Sheila is an international marketing specialist with particular experience in the market research software marketplace. She has worked for over ten years in high-tech multinational organizations – including SPSS, Toshiba and Xerox. Sheila has been a meaning associate since 2003.


Case studies are real-life examples of how you or your products have helped customers reach their business goals. They build trust in your offering and thus support you in your goal of winning more customers. But too many case studies fail to deliver because they lose sight of the six key objectives listed below that should form the backbone of a case study.

Tell a good story

Make sure your case study is interesting and draws the reader in from the start.  Nobody will read it if it is does not tell them something new. Focus on facts and outcomes: cut the hype and let the facts speak for themselves. Always tell the story from the customer’s perspective and describe clearly and concisely how they overcame a business critical problem with your assistance.

Follow a clear, simple structure

Define a simple structure for your case studies and use it for all of them.
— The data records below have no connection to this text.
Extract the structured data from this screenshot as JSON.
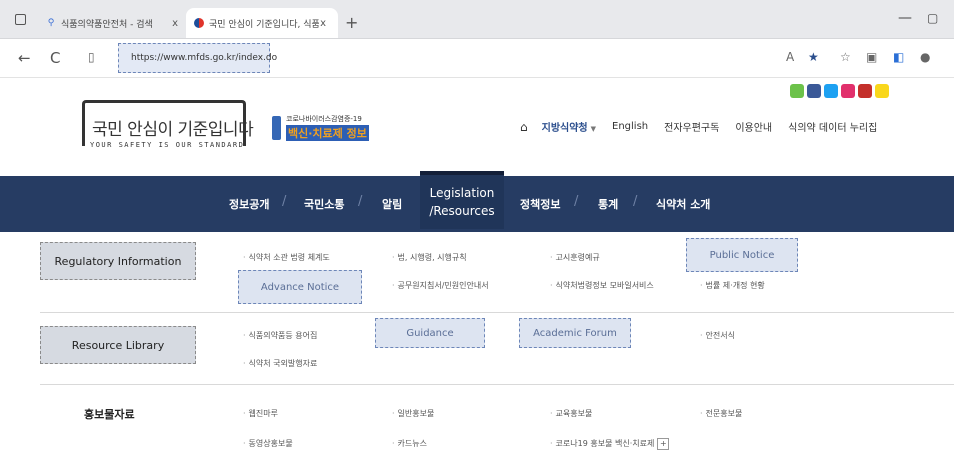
{
  "browser": {
    "tabs": [
      {
        "title": "식품의약품안전처 - 검색",
        "active": false
      },
      {
        "title": "국민 안심이 기준입니다, 식품의약",
        "active": true
      }
    ],
    "new_tab": "+",
    "close": "x",
    "url": "https://www.mfds.go.kr/index.do",
    "back": "←",
    "refresh": "C"
  },
  "header": {
    "slogan_main": "국민 안심이 기준입니다",
    "slogan_sub": "YOUR SAFETY IS OUR STANDARD",
    "vaccine_top": "코로나바이러스감염증-19",
    "vaccine_bottom": "백신·치료제 정보",
    "util_nav": {
      "home_icon": "⌂",
      "items": [
        "지방식약청",
        "English",
        "전자우편구독",
        "이용안내",
        "식의약 데이터 누리집"
      ]
    },
    "social_colors": [
      "#6cc24a",
      "#3b5998",
      "#1da1f2",
      "#e1306c",
      "#c4302b",
      "#f9d71c"
    ]
  },
  "gnb": {
    "items": [
      "정보공개",
      "국민소통",
      "알림",
      "정책정보",
      "통계",
      "식약처 소개"
    ],
    "active_line1": "Legislation",
    "active_line2": "/Resources",
    "active_bg": "#203559",
    "bar_bg": "#263c63"
  },
  "mega": {
    "row1": {
      "category": "Regulatory Information",
      "links": {
        "a": "식약처 소관 법령 체계도",
        "b": "법, 시행령, 시행규칙",
        "c": "고시훈령예규",
        "d": "공무원지침서/민원인안내서",
        "e": "식약처법령정보 모바일서비스",
        "f": "법률 제·개정 현황"
      },
      "advance_notice": "Advance Notice",
      "public_notice": "Public Notice"
    },
    "row2": {
      "category": "Resource Library",
      "links": {
        "a": "식품의약품등 용어집",
        "b": "식약처 국외발행자료",
        "c": "안전서식"
      },
      "guidance": "Guidance",
      "academic_forum": "Academic Forum"
    },
    "row3": {
      "category": "홍보물자료",
      "links": {
        "a": "웹진마루",
        "b": "동영상홍보물",
        "c": "일반홍보물",
        "d": "카드뉴스",
        "e": "교육홍보물",
        "f": "코로나19 홍보물 백신·치료제",
        "g": "전문홍보물"
      },
      "plus": "+"
    }
  }
}
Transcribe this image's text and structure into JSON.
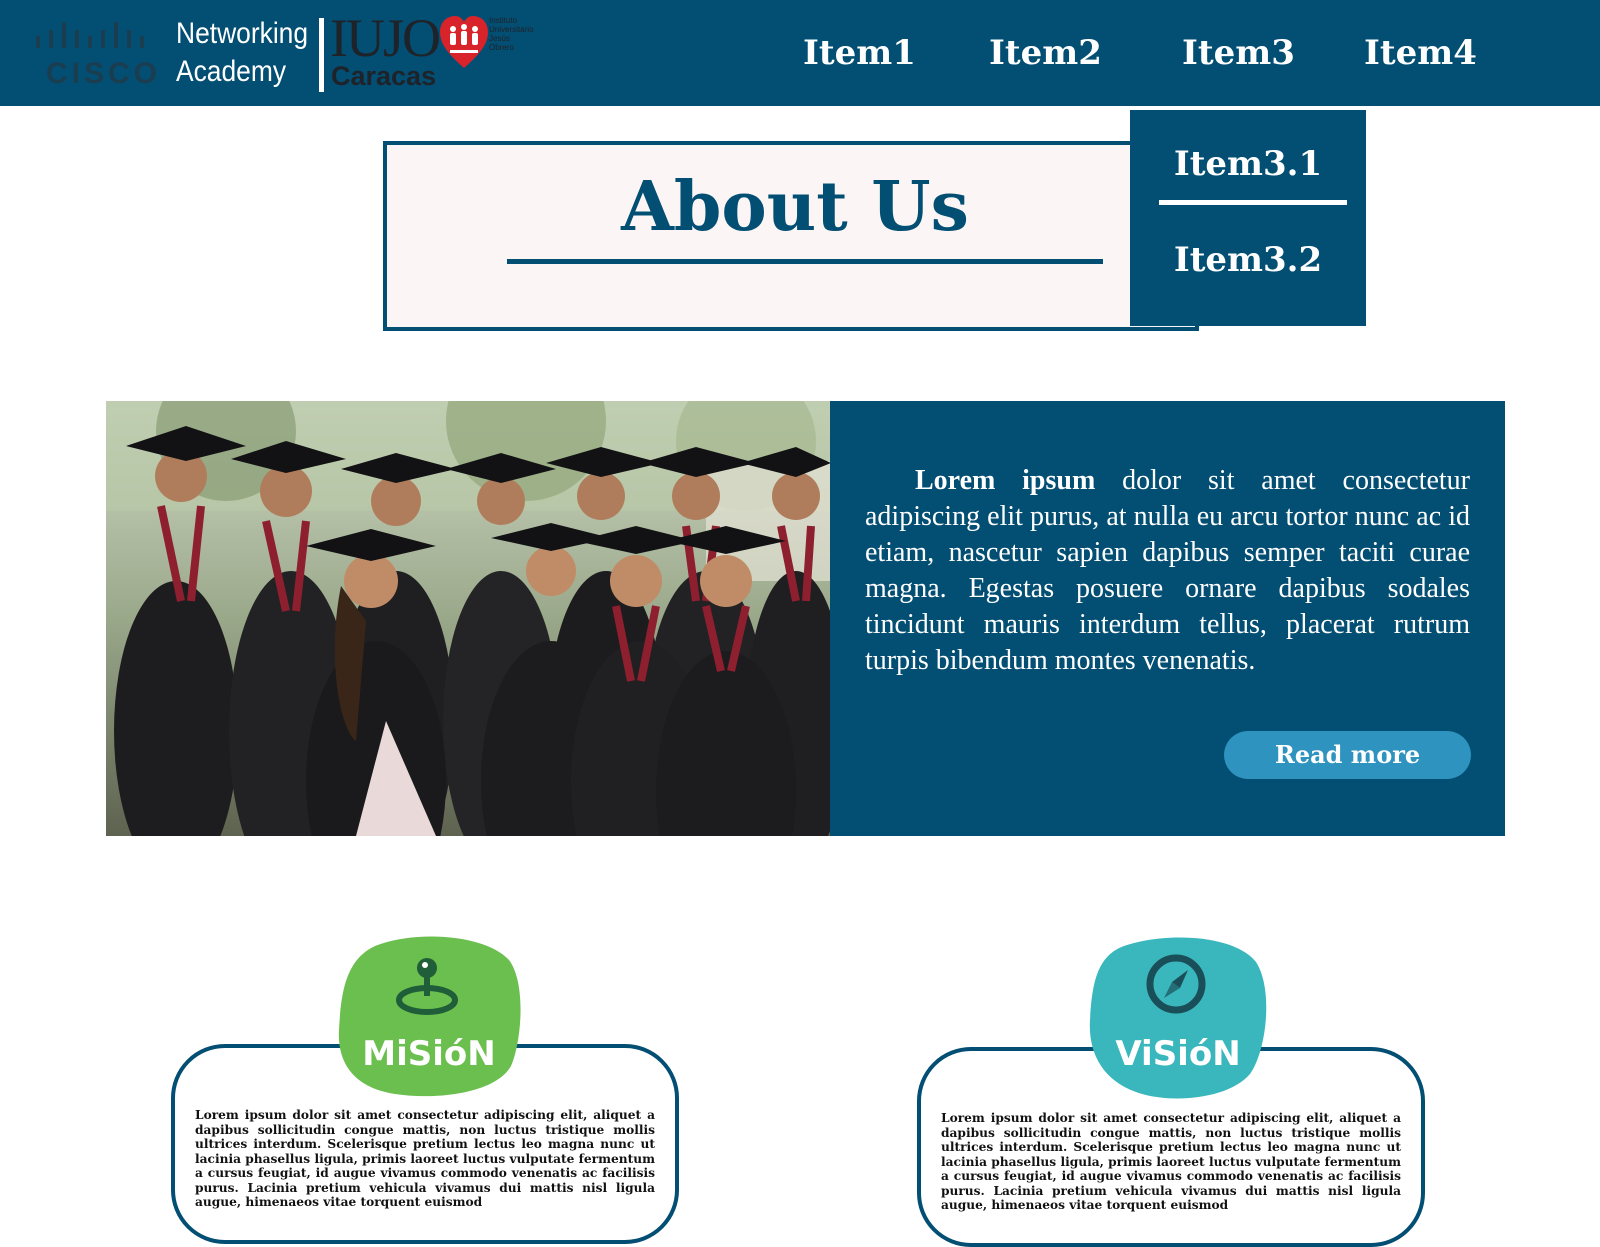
{
  "header": {
    "cisco_wordmark": "CISCO",
    "networking_line1": "Networking",
    "networking_line2": "Academy",
    "iujo_wordmark": "IUJO",
    "iujo_city": "Caracas",
    "institute_text": [
      "Instituto",
      "Universitario",
      "Jesús",
      "Obrero"
    ]
  },
  "nav": {
    "items": [
      {
        "label": "Item1"
      },
      {
        "label": "Item2"
      },
      {
        "label": "Item3"
      },
      {
        "label": "Item4"
      }
    ],
    "dropdown": [
      {
        "label": "Item3.1"
      },
      {
        "label": "Item3.2"
      }
    ]
  },
  "about": {
    "title": "About Us"
  },
  "hero": {
    "text_bold": "Lorem ipsum",
    "text": " dolor sit amet consectetur adipiscing elit purus, at nulla eu arcu tortor nunc ac id etiam, nascetur sapien dapibus semper taciti curae magna. Egestas posuere ornare dapibus sodales tincidunt mauris interdum tellus, placerat rutrum turpis bibendum montes venenatis.",
    "button": "Read more"
  },
  "mision": {
    "label": "MiSióN",
    "text": "Lorem ipsum dolor sit amet consectetur adipiscing elit, aliquet a dapibus sollicitudin congue mattis, non luctus tristique mollis ultrices interdum. Scelerisque pretium lectus leo magna nunc ut lacinia phasellus ligula, primis laoreet luctus vulputate fermentum a cursus feugiat, id augue vivamus commodo venenatis ac facilisis purus. Lacinia pretium vehicula vivamus dui mattis nisl ligula augue, himenaeos vitae torquent euismod"
  },
  "vision": {
    "label": "ViSióN",
    "text": "Lorem ipsum dolor sit amet consectetur adipiscing elit, aliquet a dapibus sollicitudin congue mattis, non luctus tristique mollis ultrices interdum. Scelerisque pretium lectus leo magna nunc ut lacinia phasellus ligula, primis laoreet luctus vulputate fermentum a cursus feugiat, id augue vivamus commodo venenatis ac facilisis purus. Lacinia pretium vehicula vivamus dui mattis nisl ligula augue, himenaeos vitae torquent euismod"
  },
  "colors": {
    "brand_blue": "#034e73",
    "button_blue": "#2e93be",
    "mision_green": "#6bbf4e",
    "vision_teal": "#3ab7bd",
    "heart_red": "#d8232a"
  },
  "icons": {
    "mision": "joystick-pin-icon",
    "vision": "compass-icon"
  }
}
The ‘narrative arc’ of any case study should be: “we had this problem, we applied this solution and this is how it turned out’.

A simple heading structure can bring this out and give each element the right balance, for example  ‘Problem’ (what issue did the customer present you with?), ‘Solution’ (what did you and the customer do to address the issue?) and ‘Results’ (what were the outcomes, after adopting the solution you provided?) A short  ‘About’ section at the end can also provide some context, such as to explain who the customer is.

Present metrics

Metrics provide objectivity which in turn builds credibility. Work with your customer to tease out several quantitative measures that describe the improvements they have enjoyed. You may be lucky enough to find a customer willing to go on the record that their sales increased by $x million in 12 months. But comparative measures are almost as powerful, such as a 30% increase in sales, or a task that took three days can now be completed within a day.  Qualitative outcomes can be equally powerful, such as eliminating errors or allowing non-specialists to do what only specialists could do before, or the reactions of your customer’s customers.

Include incisive quotes

Often, case studies make the mistake of talking up the product by surrounding it in a mist of hyperbole. The trick is to keep your narrative lean and your prose sparse, so that it is the quoted words of your customers that stand out. Don’t ask them to write something  – call them, interview them and write down what they say. Qualitative endorsements are good, such as “we knew we were in safe hands from the start”, but those with objective facts are even better, such as “they came to us with a plan which pretty much covered everything we needed”. A quote is always more credible if you can give the person’s name and company name.

Choose a customer who your prospective customers can relate to

If you are looking for new customers in a particular industry or country, then it is best to show them a case study from their industry or region. It is simply because they are more likely to identify with the case study and gain confidence that you understand the issues they face.

Get the length right

Make the story long enough to be informative and do justice to the subject, but keep it short enough that it can be read in two or three minutes. That means you need to be ruthless at the editing stage (keep in mind the mantra “less is more”). Around 600-800 words seems ideal for most technology products.